14 November 2014
Dr Robert Samuels, Senior Lecturer, Open University
Realist symphonies and symphonic novels: Music at the edge of words
The first half of the nineteenth century sees a significant shift in the aesthetic articulation of human understanding of the world. In literary history, this is usually described as a move away from romanticism towards a concentration on the depiction of social relationships, often labelled with the (contested) term, ‘realism’. In music history, rather confusingly, the same period is usually labelled a shift towards musical romanticism and away from the ‘classical style’. Inspection of the aesthetic history of either genre, however, swiftly reveals great change, involving the re-evaluation of formal types. Two of these types which rose to a prominence not previously held were the novel, in literature, and the symphony, in music. Just at the moment that these two forms became regarded as the most promising means within their respective genres of articulating the mid-century world view, they also came to resemble each other in various structural regards. It is also particularly noticeable that musicians of the time (both composers and critics) persistently explicate symphonies via narrative description, showing very little differentiation between literature and music as modes of expression.

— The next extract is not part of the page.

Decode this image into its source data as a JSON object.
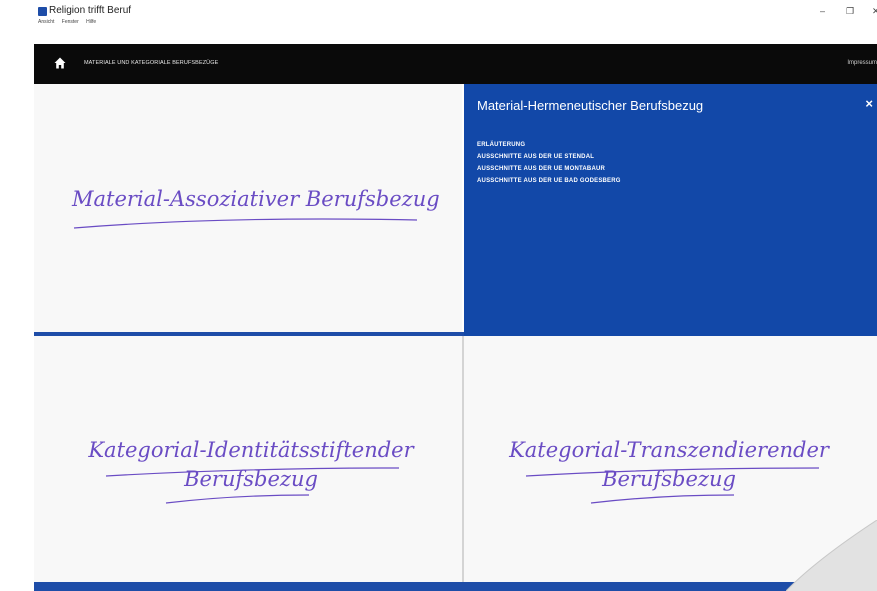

This paper examines some of the confluences between symphonic composition and novelistic narrative in this period. A crucial term in use in this period is that of “poetry”, which is used to denote the quality of a novel or a symphony which both guarantees its quality and yet lies outside - or “at the edge” of its mode of expression. The two theorists considered in particular are the novelist Jean Paul, who writes of the “poetry of the novel”, and the composer Robert Schumann, who describes himself as a “poet in notes”.